In a May 11, 2023 online article published in The Conversation, Diana D’Amico Pawlewicz, Associate Professor of Education Research & Director, I-REEED, University of North Dakota, wrote about four factors that she believes have contributed to the decline.

Pandemic and learning loss: D’Amico Pawlewicz wrote that the pandemic learning loss focus was mainly aimed at math and reading scores thus contributing to an increased emphasis from schools on those core subjects. In addition, she pointed to the NCLB policy of testing math and reading, but not of social studies. D’Amico Pawlewicz said teachers reported that the emphasis on testing took away time and resources for social studies

Politicization of social studies education: D’Amico Pawleicz also pointed to a fear factor that has rippled throughout the education sector due to outspoken politicians weighing in on curriculum and subject matter being taught in schools. She wrote, “Across the country, state legislatures led by conservative politicians have adopted bills banning instruction about aspects of U.S. history that could, they believe, make white children feel “discomfort” or “guilt”.

Education budget cuts: Schools regularly deal with budget constraints, During the pandemic, the lack of funding only amplified both racial and economic disparities among lower-income schools. The test data showed that history score decline from 2018 to 2022 was 42% greater for black students than white students. 

Teacher shortages: It’s no secret that schools across the country are short-staffed. Teacher vacancies for subject matter like social studies continues to rise. The National Council on Teacher Quality (NCTC) recently released a press release stating, “Key topics most often absent in program requirements include world history and economics in social studies (required by fewer than 20% of programs), and engineering design in science (required by only 10% of programs), potentially leaving future teachers unprepared to provide their students with the fundamental knowledge and skills necessary to succeed in the modern world.”

Room to improve:

Improving history education requires a multi-faceted approach and focus from both government and states. One of the most important steps to improving history education is to increase funding for the subject. President Joe Biden’s March budget proposal, if passed, would allocate an additional $50 million for U.S. history and civics education, and would challenge states to make their own investments as well. Whether or not the proposal will be modified remains to be seen.

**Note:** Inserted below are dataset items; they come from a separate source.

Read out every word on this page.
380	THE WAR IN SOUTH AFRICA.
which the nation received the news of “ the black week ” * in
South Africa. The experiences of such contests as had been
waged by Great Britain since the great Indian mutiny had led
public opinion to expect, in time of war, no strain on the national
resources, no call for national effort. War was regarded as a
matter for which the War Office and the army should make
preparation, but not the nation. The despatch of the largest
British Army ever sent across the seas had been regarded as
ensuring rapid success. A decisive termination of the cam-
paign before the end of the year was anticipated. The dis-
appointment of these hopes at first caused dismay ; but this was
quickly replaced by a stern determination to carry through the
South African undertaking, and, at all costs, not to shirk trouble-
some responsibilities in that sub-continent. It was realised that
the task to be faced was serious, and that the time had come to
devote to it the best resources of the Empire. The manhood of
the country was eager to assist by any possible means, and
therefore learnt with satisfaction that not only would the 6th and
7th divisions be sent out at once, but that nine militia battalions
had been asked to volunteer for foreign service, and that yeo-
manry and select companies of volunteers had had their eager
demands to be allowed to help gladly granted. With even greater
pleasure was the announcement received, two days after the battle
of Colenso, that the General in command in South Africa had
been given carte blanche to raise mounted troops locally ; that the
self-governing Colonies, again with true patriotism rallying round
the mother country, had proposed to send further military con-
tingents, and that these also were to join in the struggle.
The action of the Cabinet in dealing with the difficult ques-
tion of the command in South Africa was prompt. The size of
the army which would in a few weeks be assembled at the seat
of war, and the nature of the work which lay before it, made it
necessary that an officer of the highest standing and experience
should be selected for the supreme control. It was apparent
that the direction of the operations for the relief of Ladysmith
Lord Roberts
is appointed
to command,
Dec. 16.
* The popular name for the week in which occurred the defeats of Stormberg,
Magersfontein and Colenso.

In addition, schools need to focus on adequate teacher training and support. This can be done through professional development opportunities, mentoring programs, and ongoing support from school administrators. Teachers who feel confident and supported in their teaching methods are more likely to engage students and foster a love of learning. This can have a positive impact on learning outcomes and student engagement.

Finally, to improve history education, it’s important to increase the representation of diverse perspectives in history curriculum. Efforts to raise the bar on history scores depend upon less political division and more concerted collaboration between schools, teachers, parents, and the community. The decline in NAEP test scores should sound the alarm that most students are lacking in both knowledge and learning of even the most basic concepts of history education.